Ferroelectric conductive domain walls (DWs), which are 2D-interface channels between insulating domains are drawing a lot of interest, because their potential for artificial synaptic elements in future neuromorphic circuits. Since the discovery of conductivity associated with DWs [1], researchers aim to utilize these new functionalities in nanoelectronic devices. Because of intrinsic memristive properties found in conductive DWs [2] together with the ability to reconfigure these channels by external stimuli [3], novel elements with so called plasticity-properties are envisioned. Despite huge efforts in recent years, the control and engineering [4] of the functional properties of the DWs remains difficult. Especially the measured conductivity at single and stable neutral DWs is typically too low (usually in the picoampere-range [5]) for real-world applications. So called charged DWs present an interesting alternative offering higher current values [6], but are typically less stable or require an extensive poling procedure.

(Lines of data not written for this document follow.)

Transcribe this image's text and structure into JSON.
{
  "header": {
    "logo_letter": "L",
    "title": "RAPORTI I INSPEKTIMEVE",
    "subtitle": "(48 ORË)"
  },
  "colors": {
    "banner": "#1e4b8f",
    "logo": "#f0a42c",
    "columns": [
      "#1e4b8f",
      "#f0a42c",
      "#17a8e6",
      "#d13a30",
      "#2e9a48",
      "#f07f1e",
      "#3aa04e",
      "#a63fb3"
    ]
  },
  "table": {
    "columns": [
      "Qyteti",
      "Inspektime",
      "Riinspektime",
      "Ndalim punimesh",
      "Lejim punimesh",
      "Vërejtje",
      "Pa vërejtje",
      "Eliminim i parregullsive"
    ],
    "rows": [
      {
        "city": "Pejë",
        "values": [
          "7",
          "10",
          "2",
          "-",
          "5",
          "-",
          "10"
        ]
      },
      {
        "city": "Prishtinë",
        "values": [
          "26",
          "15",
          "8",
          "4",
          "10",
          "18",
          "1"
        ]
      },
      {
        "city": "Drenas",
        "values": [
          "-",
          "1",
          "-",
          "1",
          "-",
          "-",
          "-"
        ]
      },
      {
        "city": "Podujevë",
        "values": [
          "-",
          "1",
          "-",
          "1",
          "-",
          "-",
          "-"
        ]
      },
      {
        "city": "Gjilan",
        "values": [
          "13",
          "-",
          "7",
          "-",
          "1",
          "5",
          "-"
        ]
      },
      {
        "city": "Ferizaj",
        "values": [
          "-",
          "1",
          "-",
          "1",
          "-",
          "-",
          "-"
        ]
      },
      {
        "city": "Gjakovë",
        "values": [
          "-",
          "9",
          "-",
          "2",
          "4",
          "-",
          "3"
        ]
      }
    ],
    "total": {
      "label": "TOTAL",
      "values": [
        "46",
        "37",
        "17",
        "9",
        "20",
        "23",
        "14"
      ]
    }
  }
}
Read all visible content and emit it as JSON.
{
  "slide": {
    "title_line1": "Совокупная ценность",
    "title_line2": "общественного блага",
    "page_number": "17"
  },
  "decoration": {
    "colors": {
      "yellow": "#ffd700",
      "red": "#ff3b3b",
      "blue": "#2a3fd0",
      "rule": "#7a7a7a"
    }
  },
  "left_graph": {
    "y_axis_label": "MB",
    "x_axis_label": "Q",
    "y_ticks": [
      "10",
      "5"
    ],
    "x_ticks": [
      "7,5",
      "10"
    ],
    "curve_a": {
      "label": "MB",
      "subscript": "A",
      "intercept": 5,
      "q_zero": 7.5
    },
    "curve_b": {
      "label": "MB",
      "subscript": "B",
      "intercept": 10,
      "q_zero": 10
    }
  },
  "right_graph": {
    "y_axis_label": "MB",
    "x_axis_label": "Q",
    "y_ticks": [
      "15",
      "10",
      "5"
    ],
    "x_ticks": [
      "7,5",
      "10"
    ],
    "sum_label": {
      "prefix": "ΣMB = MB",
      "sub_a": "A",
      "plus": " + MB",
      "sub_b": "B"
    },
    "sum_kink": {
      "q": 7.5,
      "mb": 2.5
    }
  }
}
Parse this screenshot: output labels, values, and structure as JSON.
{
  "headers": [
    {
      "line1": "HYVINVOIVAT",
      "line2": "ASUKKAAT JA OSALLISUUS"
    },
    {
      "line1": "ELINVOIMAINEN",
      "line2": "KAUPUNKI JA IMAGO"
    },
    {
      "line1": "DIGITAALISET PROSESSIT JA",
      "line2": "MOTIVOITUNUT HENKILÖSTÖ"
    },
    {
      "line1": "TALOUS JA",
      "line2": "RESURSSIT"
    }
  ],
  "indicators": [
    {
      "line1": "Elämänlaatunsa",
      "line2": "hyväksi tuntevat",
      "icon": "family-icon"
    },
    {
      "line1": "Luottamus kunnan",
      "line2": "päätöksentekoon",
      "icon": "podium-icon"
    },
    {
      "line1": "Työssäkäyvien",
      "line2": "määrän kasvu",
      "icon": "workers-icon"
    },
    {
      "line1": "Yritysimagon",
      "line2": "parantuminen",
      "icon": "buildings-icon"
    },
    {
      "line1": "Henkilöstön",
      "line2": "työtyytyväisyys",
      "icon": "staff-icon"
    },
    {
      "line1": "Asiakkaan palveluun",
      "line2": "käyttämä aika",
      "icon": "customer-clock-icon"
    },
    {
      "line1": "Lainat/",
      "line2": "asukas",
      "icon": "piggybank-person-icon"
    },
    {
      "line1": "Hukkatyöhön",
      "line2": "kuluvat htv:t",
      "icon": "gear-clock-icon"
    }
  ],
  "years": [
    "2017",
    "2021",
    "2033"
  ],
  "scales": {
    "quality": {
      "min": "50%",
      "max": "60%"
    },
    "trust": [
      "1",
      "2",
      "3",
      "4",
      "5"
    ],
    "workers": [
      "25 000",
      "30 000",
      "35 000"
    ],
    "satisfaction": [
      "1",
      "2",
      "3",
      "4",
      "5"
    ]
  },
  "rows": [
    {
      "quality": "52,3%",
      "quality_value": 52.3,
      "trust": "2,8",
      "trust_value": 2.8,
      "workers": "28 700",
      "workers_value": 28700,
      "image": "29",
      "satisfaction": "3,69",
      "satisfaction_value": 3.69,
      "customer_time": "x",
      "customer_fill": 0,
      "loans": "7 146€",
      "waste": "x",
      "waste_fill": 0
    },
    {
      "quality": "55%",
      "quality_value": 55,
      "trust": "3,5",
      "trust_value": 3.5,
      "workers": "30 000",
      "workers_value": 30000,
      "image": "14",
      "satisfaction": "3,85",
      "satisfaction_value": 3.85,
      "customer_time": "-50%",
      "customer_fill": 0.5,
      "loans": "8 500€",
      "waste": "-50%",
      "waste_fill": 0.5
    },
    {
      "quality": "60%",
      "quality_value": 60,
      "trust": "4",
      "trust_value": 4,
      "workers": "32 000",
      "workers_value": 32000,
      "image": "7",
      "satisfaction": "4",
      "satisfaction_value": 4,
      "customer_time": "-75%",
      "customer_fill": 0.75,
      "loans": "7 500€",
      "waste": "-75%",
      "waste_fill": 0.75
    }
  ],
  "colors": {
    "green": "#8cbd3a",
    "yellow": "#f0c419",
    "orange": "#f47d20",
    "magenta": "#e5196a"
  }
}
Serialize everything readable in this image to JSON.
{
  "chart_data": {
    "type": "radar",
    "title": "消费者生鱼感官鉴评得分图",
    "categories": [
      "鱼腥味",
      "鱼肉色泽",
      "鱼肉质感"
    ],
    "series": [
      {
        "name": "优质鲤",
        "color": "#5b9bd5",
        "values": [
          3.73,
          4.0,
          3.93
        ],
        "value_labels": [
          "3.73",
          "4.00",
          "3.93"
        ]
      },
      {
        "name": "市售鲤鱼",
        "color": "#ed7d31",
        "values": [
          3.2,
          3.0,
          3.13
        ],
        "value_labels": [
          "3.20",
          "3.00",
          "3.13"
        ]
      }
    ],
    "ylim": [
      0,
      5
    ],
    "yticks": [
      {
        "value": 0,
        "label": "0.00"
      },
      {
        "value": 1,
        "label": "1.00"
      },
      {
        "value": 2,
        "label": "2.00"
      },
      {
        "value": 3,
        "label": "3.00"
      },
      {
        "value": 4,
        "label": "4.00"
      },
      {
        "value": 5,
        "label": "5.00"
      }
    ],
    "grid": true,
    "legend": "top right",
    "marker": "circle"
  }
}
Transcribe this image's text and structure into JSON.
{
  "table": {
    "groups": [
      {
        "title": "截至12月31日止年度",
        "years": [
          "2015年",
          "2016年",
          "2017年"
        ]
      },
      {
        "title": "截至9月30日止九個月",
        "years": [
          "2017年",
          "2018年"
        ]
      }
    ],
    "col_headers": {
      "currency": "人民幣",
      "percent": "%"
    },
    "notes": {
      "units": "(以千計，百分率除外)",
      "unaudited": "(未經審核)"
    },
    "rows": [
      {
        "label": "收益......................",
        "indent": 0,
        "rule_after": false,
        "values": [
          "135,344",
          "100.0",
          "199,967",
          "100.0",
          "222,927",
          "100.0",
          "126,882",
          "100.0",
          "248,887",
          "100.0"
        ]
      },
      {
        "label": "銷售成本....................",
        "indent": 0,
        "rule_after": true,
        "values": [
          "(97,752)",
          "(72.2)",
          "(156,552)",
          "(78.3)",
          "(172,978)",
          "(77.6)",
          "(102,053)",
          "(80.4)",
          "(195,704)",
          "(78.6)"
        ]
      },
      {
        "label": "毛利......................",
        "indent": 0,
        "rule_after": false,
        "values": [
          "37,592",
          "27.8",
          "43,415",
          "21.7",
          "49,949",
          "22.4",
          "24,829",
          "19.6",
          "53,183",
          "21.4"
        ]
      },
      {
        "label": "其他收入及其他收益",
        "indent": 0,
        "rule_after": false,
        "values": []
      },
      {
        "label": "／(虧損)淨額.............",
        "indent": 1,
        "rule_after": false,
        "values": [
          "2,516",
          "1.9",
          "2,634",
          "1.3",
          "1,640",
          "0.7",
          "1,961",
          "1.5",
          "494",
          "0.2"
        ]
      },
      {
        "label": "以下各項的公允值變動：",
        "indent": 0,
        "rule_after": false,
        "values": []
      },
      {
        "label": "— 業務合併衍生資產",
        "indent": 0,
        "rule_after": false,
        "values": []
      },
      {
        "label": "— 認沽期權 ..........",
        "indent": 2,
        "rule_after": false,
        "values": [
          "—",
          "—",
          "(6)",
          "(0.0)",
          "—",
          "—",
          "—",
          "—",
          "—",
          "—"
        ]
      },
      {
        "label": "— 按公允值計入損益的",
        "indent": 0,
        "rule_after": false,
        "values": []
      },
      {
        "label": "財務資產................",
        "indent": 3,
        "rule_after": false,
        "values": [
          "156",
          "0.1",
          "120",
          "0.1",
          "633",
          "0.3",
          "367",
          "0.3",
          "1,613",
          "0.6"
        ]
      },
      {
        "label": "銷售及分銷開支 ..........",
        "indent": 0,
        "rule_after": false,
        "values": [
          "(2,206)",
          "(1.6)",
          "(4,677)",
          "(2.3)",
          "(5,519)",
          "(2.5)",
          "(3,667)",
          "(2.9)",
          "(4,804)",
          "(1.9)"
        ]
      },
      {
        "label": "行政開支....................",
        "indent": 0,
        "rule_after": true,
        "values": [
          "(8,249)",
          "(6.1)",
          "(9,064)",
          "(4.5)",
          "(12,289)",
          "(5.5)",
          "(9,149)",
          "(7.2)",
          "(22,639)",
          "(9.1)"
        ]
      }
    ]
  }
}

In this work the ubiquitous ferroelectric material Pb(Zr,Ti)O₃ (PZT) is used, which is epitaxially grown onto a DyScO₃ substrate together with a SrRuO₃ bottom electrode. Surprisingly, high conductivity (up to tens of nanoamperes) was observed in nominally neutral and therefore highly stable 180°-DWs formed by standard poling procedures. The nature of the huge conduction is assumed to originate from an interplay between the artificially created 180°- and pristine 90°-DWs due to carefully introduced strain conditions. For the memristive devices, micrometer-size graphene top electrodes were transferred onto the PZT to form vertical capacitor structures. It was possible to inject/remove the highly conductive DWs inside the capacitor to create low-/high-resistive states with on/off ratios of up to 3 orders of magnitude. By slightly changing the mixed-domain configuration under the graphene electrode due to electrical stimuli, the amount, shape and conductance of the injected DWs can be manipulated leading to multi-resistive accessible states. Read-out currents of several hundreds of nA were reached for voltage biases <2V and retention as well as endurance tests of the memristive devices were performed. The transport and electrical characteristics are obtained using a scanning probe microscope, which was also used to map and reveal the conductive domain walls as well as the mixed-domain state inside the memristors.